Modern psychiatric drugs constitute a far more effective and ethical method of treatment than – for example – lobotomy, which was generally used to control the patient, rather than treat his or her symptoms. They have, furthermore, reduced stigma and restored dignity to those who previously would have been ostracised or confined in an asylum. Psychiatric medication has allowed patients to live comparatively normal lives in the community.

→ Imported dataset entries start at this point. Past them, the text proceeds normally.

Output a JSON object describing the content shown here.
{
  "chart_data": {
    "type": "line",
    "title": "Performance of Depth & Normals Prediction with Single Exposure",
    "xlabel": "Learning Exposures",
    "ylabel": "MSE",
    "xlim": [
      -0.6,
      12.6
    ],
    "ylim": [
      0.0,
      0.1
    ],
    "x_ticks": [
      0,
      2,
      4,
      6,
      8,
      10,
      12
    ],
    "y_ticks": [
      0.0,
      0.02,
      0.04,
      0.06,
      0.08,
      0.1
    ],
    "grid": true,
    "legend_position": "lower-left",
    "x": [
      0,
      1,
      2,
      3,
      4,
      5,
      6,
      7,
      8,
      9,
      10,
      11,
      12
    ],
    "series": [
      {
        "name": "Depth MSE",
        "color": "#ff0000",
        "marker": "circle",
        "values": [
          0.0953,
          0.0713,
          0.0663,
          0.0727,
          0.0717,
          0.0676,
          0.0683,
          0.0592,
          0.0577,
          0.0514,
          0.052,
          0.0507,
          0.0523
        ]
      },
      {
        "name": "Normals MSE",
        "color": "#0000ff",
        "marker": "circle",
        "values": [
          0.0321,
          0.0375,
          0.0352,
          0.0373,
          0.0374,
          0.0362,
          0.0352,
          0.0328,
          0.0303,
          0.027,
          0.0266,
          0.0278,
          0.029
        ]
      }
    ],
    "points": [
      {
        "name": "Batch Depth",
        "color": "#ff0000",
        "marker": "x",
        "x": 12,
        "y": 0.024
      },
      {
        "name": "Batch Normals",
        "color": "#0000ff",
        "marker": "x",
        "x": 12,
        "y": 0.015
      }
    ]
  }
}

Having looked into the history of treatment methods, I realise that there certainly was some abusive and ineffective treatment of the mentally disordered in the past – and this has not been entirely eradicated nowadays. But a close examination of the history of treatment in the days before modern psychiatric medication does leave one with a sense of admiration for doctors of those days. Without the resources which we now take for granted, many of them cared compassionately and effectively for their patients. Those doctors would have been astonished by the improvements brought about by modern psychiatric medication.
There is of course no panacea, and psychiatric drugs frequently produce severe side-effects. Successful treatment still requires that medication should be supplemented by non-pharmacological treatment which not only builds upon past experience, but is continuously reviewed and updated. A balance between pharmacological and non-pharmacological treatment must be achieved to suit patients’ individual needs.
Without medication, however, psychiatry would still be in its infancy.
In researching and writing my EPQ I learnt a great amount of information and broadened my perspective on types of psychiatric treatment and the effects that they can have on patients’ lives. As I’m hoping to do a degree in medicine – which would require me to do a great deal of independent research and write it up to a tight schedule – this has given me a useful insight into what would be required. Overall, researching and writing up my EPQ was a useful and interesting experience.